25 Nisan 1926 da taç giyen Rıza Şah, reform hareketlerine başladığında bütün devlet teşkilatı ve müesseselerinde batılılaşma planları uygulamak istedi.
Rıza Şah Atatürk’ün Türkiye’de geliştirdiği reformlardan büyük ölçüde etkilenmişti. Bu nedenle Atatürk örneğindeki gibi İran’da köklü reformlar yapmak ve ülkesinin çağdaşlaştırmak istiyordu.
Zira Atatürk Batıyla olan daha geniş ilişkileri nedeniyle pek çok yenilikleri Rıza Şah’tan önce uygulamaya koymuştur.
Fakat bu çalışmaları Atatürk’ün Türkiye’de yaptığı şekilde geniş ve çok yönlü olmadı sebebi, gericilerin ve tutucuların her türlü yeniliğe karşı çıkmasıydı. Reformları Türkiye’deki gibi İran’da uygulayamayacağını anlayan Rıza Şah, muhaliflerinin nüfuzlarını bir ölçüde kırmak için özellikle eğitim alanında birçok yenilik yaptı.

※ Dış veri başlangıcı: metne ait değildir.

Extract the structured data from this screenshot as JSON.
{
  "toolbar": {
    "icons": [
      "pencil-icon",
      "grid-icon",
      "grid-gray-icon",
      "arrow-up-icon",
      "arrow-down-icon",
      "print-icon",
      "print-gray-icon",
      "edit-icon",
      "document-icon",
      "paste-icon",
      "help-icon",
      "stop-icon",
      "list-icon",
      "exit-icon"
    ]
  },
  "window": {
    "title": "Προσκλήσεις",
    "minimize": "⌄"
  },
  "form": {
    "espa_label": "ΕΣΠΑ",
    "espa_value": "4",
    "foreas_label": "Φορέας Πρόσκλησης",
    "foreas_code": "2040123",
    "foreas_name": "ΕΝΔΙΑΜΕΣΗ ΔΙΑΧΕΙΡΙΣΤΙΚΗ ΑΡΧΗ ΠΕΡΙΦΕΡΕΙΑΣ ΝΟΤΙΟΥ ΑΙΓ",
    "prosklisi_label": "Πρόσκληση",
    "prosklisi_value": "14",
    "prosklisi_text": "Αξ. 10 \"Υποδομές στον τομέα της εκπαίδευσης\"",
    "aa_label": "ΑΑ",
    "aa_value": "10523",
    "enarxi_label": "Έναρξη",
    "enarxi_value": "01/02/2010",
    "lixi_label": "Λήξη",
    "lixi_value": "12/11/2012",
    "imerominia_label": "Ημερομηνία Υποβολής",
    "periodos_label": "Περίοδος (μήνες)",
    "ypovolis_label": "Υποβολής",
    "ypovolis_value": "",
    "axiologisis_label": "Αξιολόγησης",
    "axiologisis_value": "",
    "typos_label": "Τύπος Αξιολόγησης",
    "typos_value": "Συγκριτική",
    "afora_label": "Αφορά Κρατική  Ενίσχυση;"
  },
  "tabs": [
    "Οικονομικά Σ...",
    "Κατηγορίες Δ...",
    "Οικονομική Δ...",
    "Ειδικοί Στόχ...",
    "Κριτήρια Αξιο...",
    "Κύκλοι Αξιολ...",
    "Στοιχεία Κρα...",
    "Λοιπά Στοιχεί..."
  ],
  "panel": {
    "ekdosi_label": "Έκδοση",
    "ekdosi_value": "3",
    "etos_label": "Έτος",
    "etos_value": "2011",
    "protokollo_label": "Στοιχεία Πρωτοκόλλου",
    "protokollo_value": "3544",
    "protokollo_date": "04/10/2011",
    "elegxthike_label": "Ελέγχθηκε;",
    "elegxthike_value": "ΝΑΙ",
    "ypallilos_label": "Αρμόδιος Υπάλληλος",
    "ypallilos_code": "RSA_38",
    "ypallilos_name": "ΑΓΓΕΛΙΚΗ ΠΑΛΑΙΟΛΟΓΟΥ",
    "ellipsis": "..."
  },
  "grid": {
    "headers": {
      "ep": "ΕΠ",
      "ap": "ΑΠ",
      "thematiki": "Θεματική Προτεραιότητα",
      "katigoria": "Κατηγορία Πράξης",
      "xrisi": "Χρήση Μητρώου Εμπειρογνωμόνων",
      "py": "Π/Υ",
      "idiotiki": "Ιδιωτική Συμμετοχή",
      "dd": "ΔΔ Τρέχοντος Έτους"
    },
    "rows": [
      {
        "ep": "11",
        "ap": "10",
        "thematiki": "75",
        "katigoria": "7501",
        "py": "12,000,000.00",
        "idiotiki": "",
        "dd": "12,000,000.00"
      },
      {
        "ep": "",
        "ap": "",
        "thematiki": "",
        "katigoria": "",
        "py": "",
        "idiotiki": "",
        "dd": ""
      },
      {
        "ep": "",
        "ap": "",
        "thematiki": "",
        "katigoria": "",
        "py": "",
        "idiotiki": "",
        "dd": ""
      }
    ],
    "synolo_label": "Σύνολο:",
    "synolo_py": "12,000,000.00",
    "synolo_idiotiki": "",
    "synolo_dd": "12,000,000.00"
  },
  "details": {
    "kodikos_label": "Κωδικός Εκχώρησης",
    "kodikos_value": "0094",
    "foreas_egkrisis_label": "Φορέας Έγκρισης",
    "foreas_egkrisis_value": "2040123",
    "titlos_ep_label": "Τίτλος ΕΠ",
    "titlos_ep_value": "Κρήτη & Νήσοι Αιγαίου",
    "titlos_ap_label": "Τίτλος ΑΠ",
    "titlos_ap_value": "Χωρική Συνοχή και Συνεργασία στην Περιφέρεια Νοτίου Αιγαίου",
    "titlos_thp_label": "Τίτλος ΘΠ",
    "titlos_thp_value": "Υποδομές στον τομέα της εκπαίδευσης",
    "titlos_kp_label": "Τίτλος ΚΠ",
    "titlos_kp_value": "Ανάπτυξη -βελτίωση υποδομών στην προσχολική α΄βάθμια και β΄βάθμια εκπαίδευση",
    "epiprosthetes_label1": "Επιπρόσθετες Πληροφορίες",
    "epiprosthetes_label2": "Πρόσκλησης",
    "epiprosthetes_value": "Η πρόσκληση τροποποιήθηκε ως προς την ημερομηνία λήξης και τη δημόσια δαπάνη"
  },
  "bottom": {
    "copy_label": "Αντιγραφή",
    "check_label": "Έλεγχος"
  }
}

İran’da ilk öğretimi zorunlu hale getirdi. 1932 de ülkede yabancı okulların açılmasını yasakladı. Tarihi eserlerin korunması için müzeler ve kitaplıklar kurdurttu . Ayrıca bilgisizliğin ve bağnazlığın simgesi olarak gördüğü sarık, cübbe ve kadınlarda peçenin ve çarşafın kaldırılmasını emretti.
Eğitim sisteminde vatan severlik, milliyetçilik ve batılı düşüncenin yerleşmesine önem verdi.
1931 Yılında Türk-İran ilişkilerinde belli bir iyileşme görüldü. Çünkü Türkiye İran’ı özel dostları arasında mütalaa etmeye başlamıştı.
İran’la Türkiye arasındaki sınır mesellerine 23 Ocak l932 tarihinde Tahran’da imzalanan İlki Türk –İran Sınırı Hattı’nın tayini Diğeri Uzlaşma Adli Tesviye ve Hakemlik Antlaşmalarını içeren ikinci bir anlaşma imzalanmıştır.
Tahran anlaşmalarından sonra 5 Kasım l932 tarihinde Ankara’da yeni bir Dostluk ve Güvenlik Antlaşması imzalanmıştır.
İmzalanan Dostluk Antlaşmasından sonra iki ülke arasındaki ilişkiler çok yönlü olarak iyi yönde gelişmeye başladı. İyi yönde gelişen ikili ilişkiler l934 yılında Atatürk’ün daveti üzerine Rıza Şah’ın Türkiye’ye gelmesiyle doruk noktasına çıktı.
1941 de Rusya ve İngiltere İran’ı işgal etti. Rıza Şah tahtan çekildi. Yerine Muhammed Şah geçti. Son İran Şahı Muhammed Rıza Şah döneminde İran Türkiye ile olan dostluğunu bozmuştur. Şah kanlı oyunları tekrar yürürlüğe koymuştur. 1979 İslam devriminden sonra iktidara gelen Humeyni zamanında ise Türkiye’ye karşı tamamen düşmanca bir politika izlenmeye başlandı. Bunun yanı sıra Türkiye’deki bölücü teröre destek vermeleri de iki ülkenin arasının iyice soğumasına neden oldu. Oysa iki ülkenin dostluğu her iki ülkenin de menfaatinedir. Günümüzde ise İran, Amerika’nın ilk hedefi olarak gözükmektedir.